= Gustin Gang =

1920s Irish-American criminal organization

The Gustin Gang was one of the earliest Irish-American gangs to emerge during the Prohibition era and dominate Boston's underworld during the 1920s. The name "Gustin Gang" came from a street in South Boston ("Southie"), which was off Old Colony Avenue, not from the name of any "members."

==History==
Originally formed by Frank Wallace with his brother Steve during the mid-1910s, the gang first came to prominence in Southie as the "Tailboard Thieves," often looting and hijacking delivery trucks while stopped at intersections. Although largely organized by Frank, the gang was enforced by ex Olympic boxer Stevie Wallace. They were later joined by younger brother Jim. The brothers committed hijackings and armed robbery throughout the rest of the decade.

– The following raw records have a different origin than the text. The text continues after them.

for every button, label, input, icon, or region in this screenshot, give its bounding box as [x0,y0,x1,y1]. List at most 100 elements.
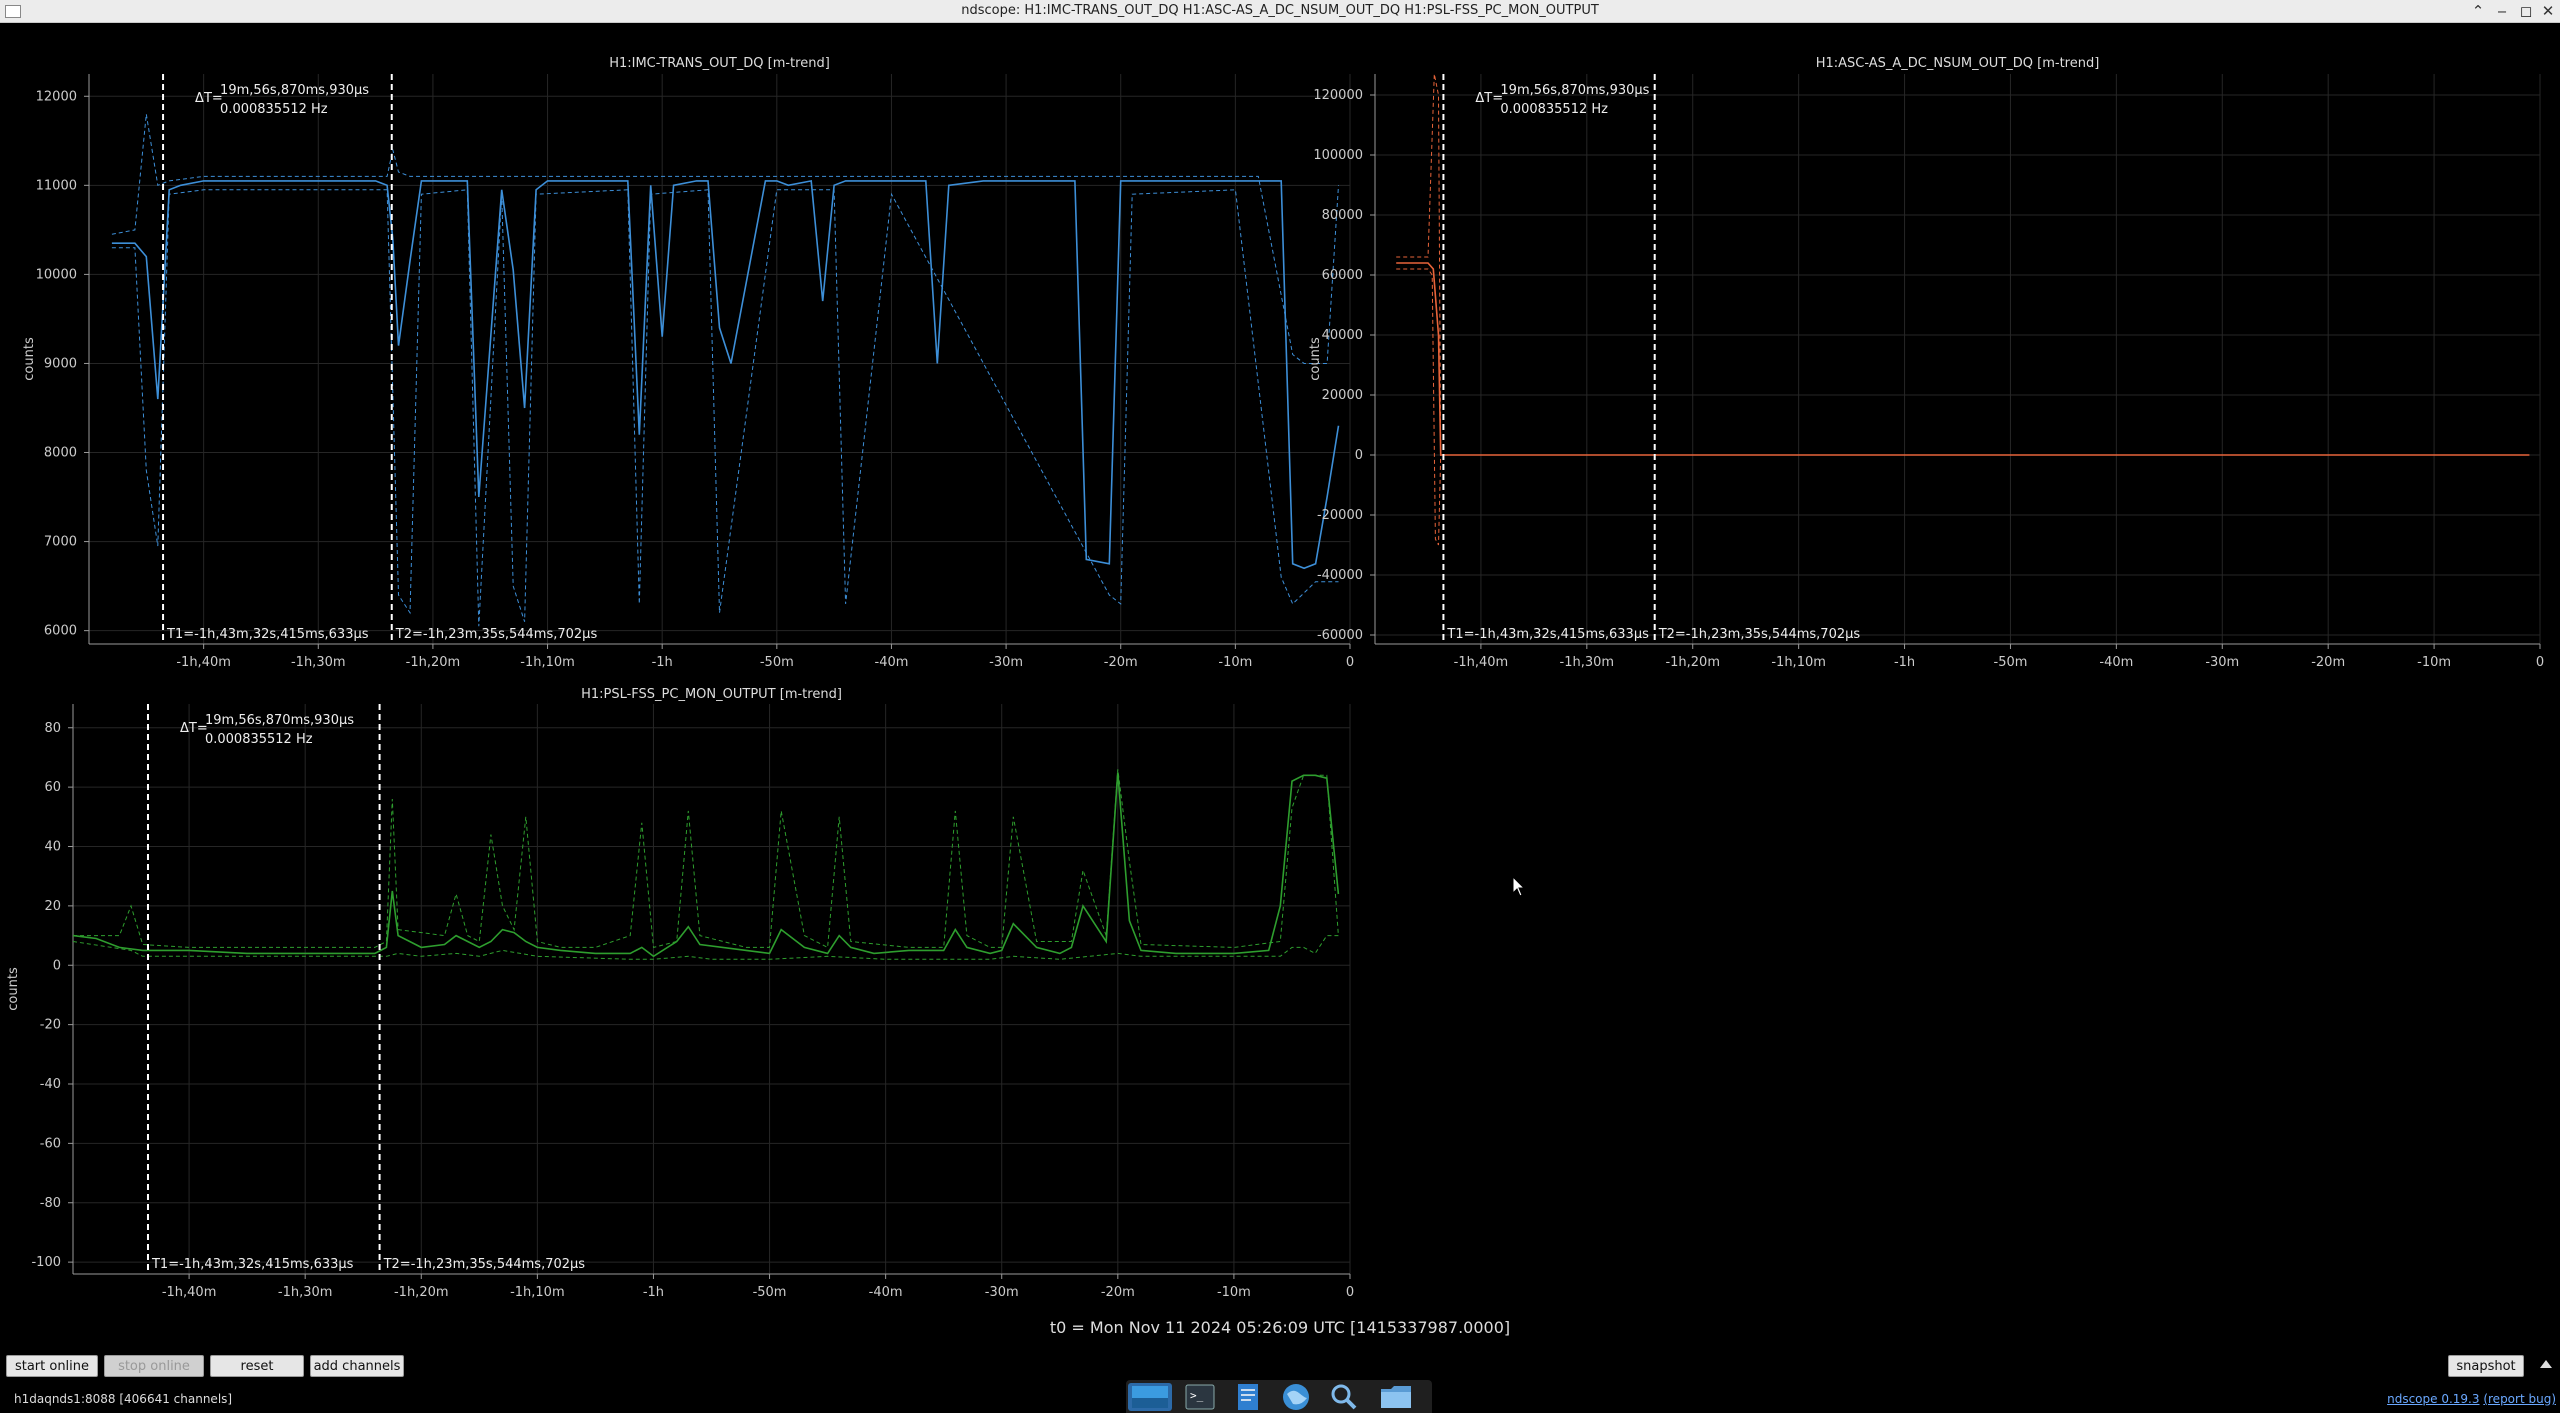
status-right: ndscope 0.19.3 (report bug) [2387,1392,2556,1406]
cursor-t2-label: T2=-1h,23m,35s,544ms,702µs [383,1257,586,1272]
y-tick-label: 20 [44,899,61,914]
restore-icon[interactable]: ◻ [2516,1,2536,21]
x-tick-label: -40m [875,655,909,670]
y-tick-label: 120000 [1313,88,1363,103]
y-tick-label: 40 [44,840,61,855]
delta-freq-value: 0.000835512 Hz [220,102,328,117]
y-tick-label: 10000 [36,267,77,282]
svg-text:>_: >_ [1190,1389,1204,1402]
y-tick-label: -20000 [1317,508,1363,523]
start-online-button[interactable]: start online [6,1355,98,1377]
series-min-line [111,189,1339,627]
x-tick-label: -10m [1217,1285,1251,1300]
series-mean-line [73,772,1340,958]
y-tick-label: -100 [31,1255,61,1270]
stop-online-button[interactable]: stop online [104,1355,204,1377]
y-tick-label: 0 [53,958,61,973]
x-tick-label: -1h,20m [394,1285,449,1300]
search-icon[interactable] [1322,1383,1366,1411]
y-tick-label: -60000 [1317,628,1363,643]
y-tick-label: -20 [40,1018,61,1033]
x-tick-label: -50m [753,1285,787,1300]
y-tick-label: -80 [40,1196,61,1211]
series-max-line [111,114,1339,364]
x-tick-label: -1h [643,1285,664,1300]
delta-freq-value: 0.000835512 Hz [1500,102,1608,117]
x-tick-label: 0 [2536,655,2544,670]
mouse-cursor-icon [1512,875,1526,897]
menu-arrow-icon[interactable] [2540,1360,2552,1368]
add-channels-button[interactable]: add channels [310,1355,404,1377]
y-tick-label: 9000 [44,356,77,371]
y-tick-label: 100000 [1313,148,1363,163]
x-tick-label: -1h,40m [162,1285,217,1300]
version-link[interactable]: ndscope 0.19.3 [2387,1392,2479,1406]
x-tick-label: -1h,20m [1665,655,1720,670]
delta-t-value: 19m,56s,870ms,930µs [1500,83,1649,98]
x-tick-label: -1h [1894,655,1915,670]
plots-canvas[interactable]: H1:IMC-TRANS_OUT_DQ [m-trend]60007000800… [0,22,2560,1322]
y-tick-label: -40000 [1317,568,1363,583]
y-tick-label: 0 [1355,448,1363,463]
x-tick-label: -20m [2311,655,2345,670]
delta-t-label: ΔT= [1475,91,1503,106]
y-tick-label: 80 [44,721,61,736]
x-tick-label: -50m [760,655,794,670]
x-tick-label: -10m [1218,655,1252,670]
plot-panel-3[interactable]: H1:PSL-FSS_PC_MON_OUTPUT [m-trend] -100 -8… [6,687,1354,1300]
y-axis-label: counts [1308,337,1323,381]
x-tick-label: -10m [2417,655,2451,670]
terminal-icon[interactable]: >_ [1178,1383,1222,1411]
x-tick-label: -1h [652,655,673,670]
x-tick-label: -1h,10m [1771,655,1826,670]
maximize-icon[interactable]: ‒ [2492,1,2512,21]
plot-panel-1[interactable]: H1:IMC-TRANS_OUT_DQ [m-trend] 6000 7000 800… [22,56,1354,670]
delta-t-value: 19m,56s,870ms,930µs [205,713,354,728]
taskbar-dock: >_ [1126,1380,1432,1413]
cursor-t2-label: T2=-1h,23m,35s,544ms,702µs [395,627,598,642]
report-bug-link[interactable]: (report bug) [2483,1392,2556,1406]
y-tick-label: 11000 [36,178,77,193]
x-tick-label: -20m [1104,655,1138,670]
plot-area[interactable]: H1:IMC-TRANS_OUT_DQ [m-trend] 6000 7000 800… [0,22,2560,1342]
minimize-icon[interactable]: ⌃ [2468,1,2488,21]
cursor-t1-label: T1=-1h,43m,32s,415ms,633µs [1446,627,1649,642]
close-icon[interactable]: ✕ [2538,1,2558,21]
bottom-toolbar: start online stop online reset add chann… [0,1352,2560,1413]
x-tick-label: -1h,30m [1560,655,1615,670]
x-tick-label: -30m [985,1285,1019,1300]
y-tick-label: -60 [40,1136,61,1151]
browser-icon[interactable] [1274,1383,1318,1411]
x-tick-label: -1h,10m [520,655,575,670]
window-title: ndscope: H1:IMC-TRANS_OUT_DQ H1:ASC-AS_A… [961,3,1599,18]
status-left: h1daqnds1:8088 [406641 channels] [14,1392,232,1406]
delta-freq-value: 0.000835512 Hz [205,732,313,747]
delta-t-label: ΔT= [180,721,208,736]
x-tick-label: -40m [869,1285,903,1300]
x-tick-label: -1h,10m [510,1285,565,1300]
x-tick-label: -30m [2205,655,2239,670]
desktop-icon[interactable] [1128,1383,1172,1411]
delta-t-value: 19m,56s,870ms,930µs [220,83,369,98]
x-tick-label: 0 [1346,655,1354,670]
folder-icon[interactable] [1374,1383,1418,1411]
y-tick-label: 20000 [1322,388,1363,403]
t0-label: t0 = Mon Nov 11 2024 05:26:09 UTC [14153… [1049,1318,1511,1337]
reset-button[interactable]: reset [210,1355,304,1377]
y-tick-label: 60 [44,780,61,795]
plot-title: H1:PSL-FSS_PC_MON_OUTPUT [m-trend] [581,687,842,702]
y-axis-label: counts [22,337,37,381]
plot-panel-2[interactable]: H1:ASC-AS_A_DC_NSUM_OUT_DQ [m-trend] -600… [1308,56,2544,670]
x-tick-label: -30m [989,655,1023,670]
cursor-t2-label: T2=-1h,23m,35s,544ms,702µs [1658,627,1861,642]
delta-t-label: ΔT= [195,91,223,106]
x-tick-label: -1h,30m [278,1285,333,1300]
y-tick-label: 40000 [1322,328,1363,343]
x-tick-label: -40m [2099,655,2133,670]
server-address: h1daqnds1:8088 [14,1392,116,1406]
x-tick-label: -20m [1101,1285,1135,1300]
text-editor-icon[interactable] [1226,1383,1270,1411]
snapshot-button[interactable]: snapshot [2448,1355,2524,1377]
y-tick-label: 12000 [36,89,77,104]
y-tick-label: 7000 [44,535,77,550]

During the 1920s, Frank Wallace and his brothers would frequently be arrested on charges including larceny, trespassing, gaming, assault and battery, and breaking and entering. However, due to their local political influence (one of their attorneys was John W. McCormack, who was then a state senator, and later Speaker of the United States House of Representatives), they were rarely convicted and spent relatively little time in prison. Frank is reported to have been arrested more than 25 times, but only served time twice, at Deer Island House of Correction in 1919 and 1928. Steve served two years at Deer Island in 1934 for conspiring to kill a police officer. (Sweeney, Emily, 2012). Compared to other bootleggers such as Dan Carroll, the Gustins held fewer resources upon their entry into bootlegging. They eventually owned a few boats (known as rumrunners) that they ran into international waters to pick up alcohol, and then landed the shipments at various points around the Southie shore. They often delivered it themselves to customers, possibly including older brother Billy Wallace's speakeasy, at 232 Old Colony Ave. known as The Sportlight (later, Kelley's Cork N Bull and later Stadium, it is now the site of housing).

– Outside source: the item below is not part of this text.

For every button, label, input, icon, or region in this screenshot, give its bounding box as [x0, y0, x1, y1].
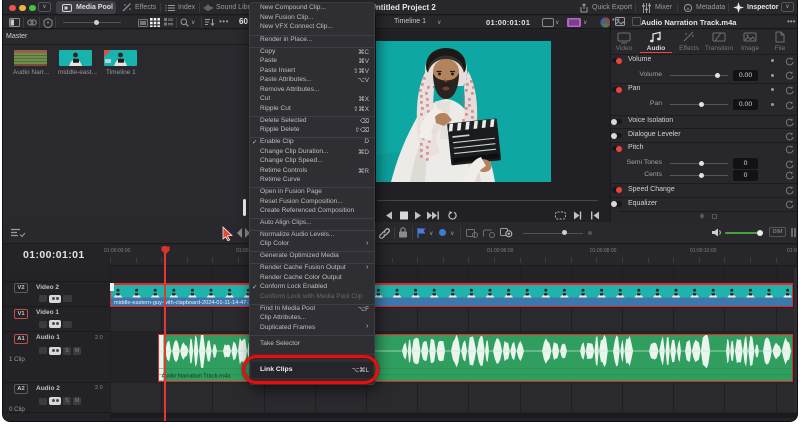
svg-text:Audio Narration Track.m4a: Audio Narration Track.m4a [162, 374, 232, 380]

Eventually, they turned to hijacking. Using false badges similar to those used by Prohibition agents, they easily confiscated alcohol shipments from rival bootleggers which they themselves later sold off.

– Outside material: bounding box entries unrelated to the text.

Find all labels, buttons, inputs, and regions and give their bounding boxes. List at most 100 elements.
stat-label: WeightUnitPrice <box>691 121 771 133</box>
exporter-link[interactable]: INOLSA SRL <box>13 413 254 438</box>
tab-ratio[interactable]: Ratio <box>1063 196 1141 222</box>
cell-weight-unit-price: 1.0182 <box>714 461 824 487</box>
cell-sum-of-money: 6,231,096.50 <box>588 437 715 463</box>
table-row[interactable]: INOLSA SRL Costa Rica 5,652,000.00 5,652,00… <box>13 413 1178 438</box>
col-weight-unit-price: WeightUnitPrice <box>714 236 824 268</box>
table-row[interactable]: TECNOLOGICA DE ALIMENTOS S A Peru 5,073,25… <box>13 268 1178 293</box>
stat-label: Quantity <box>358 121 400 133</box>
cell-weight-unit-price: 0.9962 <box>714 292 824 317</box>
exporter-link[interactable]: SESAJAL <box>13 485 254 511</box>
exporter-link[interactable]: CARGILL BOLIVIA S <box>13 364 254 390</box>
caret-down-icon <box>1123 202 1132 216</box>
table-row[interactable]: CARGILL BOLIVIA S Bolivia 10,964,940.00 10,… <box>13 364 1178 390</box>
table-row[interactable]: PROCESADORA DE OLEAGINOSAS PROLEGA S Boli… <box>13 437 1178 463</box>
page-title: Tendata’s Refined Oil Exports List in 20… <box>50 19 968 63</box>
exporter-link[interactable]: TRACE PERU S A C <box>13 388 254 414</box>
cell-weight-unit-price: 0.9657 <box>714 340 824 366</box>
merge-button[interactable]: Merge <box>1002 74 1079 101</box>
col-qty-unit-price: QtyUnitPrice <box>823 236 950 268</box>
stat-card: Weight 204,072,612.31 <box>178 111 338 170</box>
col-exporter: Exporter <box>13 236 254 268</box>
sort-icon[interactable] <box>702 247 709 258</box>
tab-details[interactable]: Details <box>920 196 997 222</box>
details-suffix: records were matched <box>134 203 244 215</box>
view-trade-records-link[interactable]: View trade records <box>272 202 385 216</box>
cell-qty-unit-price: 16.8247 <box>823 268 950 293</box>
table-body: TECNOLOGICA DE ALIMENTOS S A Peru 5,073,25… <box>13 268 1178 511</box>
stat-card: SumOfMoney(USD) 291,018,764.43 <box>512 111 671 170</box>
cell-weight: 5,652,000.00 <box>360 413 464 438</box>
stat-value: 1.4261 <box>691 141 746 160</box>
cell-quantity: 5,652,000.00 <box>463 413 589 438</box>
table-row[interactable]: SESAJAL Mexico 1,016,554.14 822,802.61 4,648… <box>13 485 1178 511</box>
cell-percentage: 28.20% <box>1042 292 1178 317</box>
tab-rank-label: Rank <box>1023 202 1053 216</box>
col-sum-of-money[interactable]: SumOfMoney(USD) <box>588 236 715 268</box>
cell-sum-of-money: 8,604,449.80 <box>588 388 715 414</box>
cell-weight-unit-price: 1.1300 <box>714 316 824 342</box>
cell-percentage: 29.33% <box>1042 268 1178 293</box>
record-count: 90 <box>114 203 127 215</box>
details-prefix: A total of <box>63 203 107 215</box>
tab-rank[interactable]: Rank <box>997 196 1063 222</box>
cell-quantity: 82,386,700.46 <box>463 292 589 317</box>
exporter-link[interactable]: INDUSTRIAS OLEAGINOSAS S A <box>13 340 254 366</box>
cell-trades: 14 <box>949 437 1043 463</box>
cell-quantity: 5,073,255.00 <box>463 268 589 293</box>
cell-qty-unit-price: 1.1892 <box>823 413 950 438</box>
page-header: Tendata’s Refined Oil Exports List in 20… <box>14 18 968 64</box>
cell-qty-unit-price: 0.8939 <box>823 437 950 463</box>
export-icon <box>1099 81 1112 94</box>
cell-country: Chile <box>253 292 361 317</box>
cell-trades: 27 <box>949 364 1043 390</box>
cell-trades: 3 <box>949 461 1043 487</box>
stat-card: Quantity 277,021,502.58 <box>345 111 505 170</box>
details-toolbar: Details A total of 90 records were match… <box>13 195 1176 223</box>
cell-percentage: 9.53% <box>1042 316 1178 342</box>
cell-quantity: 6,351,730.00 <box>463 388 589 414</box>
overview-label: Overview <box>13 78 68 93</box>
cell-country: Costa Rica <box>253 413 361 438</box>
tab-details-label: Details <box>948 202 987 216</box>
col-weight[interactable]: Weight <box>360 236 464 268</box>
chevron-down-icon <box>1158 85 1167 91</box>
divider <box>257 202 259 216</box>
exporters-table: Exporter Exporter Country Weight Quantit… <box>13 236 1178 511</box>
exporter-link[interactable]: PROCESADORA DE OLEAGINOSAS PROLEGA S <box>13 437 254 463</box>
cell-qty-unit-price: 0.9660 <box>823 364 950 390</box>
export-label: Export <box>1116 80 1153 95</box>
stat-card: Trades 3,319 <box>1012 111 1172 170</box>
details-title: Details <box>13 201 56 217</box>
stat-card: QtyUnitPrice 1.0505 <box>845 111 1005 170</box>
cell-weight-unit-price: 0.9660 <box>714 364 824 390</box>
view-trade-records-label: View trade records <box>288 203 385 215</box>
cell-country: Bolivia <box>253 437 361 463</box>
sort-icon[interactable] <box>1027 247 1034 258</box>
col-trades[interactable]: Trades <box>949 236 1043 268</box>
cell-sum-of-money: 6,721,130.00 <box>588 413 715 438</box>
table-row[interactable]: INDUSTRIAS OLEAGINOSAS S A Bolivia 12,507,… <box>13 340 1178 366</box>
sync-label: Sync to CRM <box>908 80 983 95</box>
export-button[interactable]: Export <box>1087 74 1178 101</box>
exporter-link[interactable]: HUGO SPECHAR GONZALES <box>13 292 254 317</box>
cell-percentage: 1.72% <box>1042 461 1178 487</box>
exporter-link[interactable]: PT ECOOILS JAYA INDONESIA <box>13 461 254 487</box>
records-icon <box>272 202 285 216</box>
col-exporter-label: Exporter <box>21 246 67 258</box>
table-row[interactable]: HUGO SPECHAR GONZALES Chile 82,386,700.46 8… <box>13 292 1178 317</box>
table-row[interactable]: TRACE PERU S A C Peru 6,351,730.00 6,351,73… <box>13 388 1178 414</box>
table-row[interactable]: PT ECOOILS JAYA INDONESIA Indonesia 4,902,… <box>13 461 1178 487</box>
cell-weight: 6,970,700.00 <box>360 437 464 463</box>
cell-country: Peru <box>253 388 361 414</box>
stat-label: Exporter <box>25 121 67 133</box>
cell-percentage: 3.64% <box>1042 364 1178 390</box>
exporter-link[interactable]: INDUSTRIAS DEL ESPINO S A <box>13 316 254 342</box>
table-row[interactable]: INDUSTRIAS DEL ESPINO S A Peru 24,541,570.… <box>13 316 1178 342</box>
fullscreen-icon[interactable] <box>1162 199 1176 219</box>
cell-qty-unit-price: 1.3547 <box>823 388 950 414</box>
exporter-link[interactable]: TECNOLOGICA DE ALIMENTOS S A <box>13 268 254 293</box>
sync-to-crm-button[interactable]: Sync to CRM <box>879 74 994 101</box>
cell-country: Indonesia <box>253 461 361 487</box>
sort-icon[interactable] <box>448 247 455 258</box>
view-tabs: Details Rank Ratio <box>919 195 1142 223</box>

On 22 December 1931, after several trucks had been hijacked by members of the Gustins, Frank Wallace and his lieutenant Bernard "Dodo" Walsh were killed in an ambush, after agreeing to a sit-down with Italian-American gangsters, Joe Lombardo (Lombardi) of the North End, at the C.K. Importing Company, 317 Hanover St. Although the gang retained its power within the city under Stephen Wallace, infighting between the various factions of Irish gangs would eventually see the Italian-American gangsters establish themselves as a dominant criminal organization.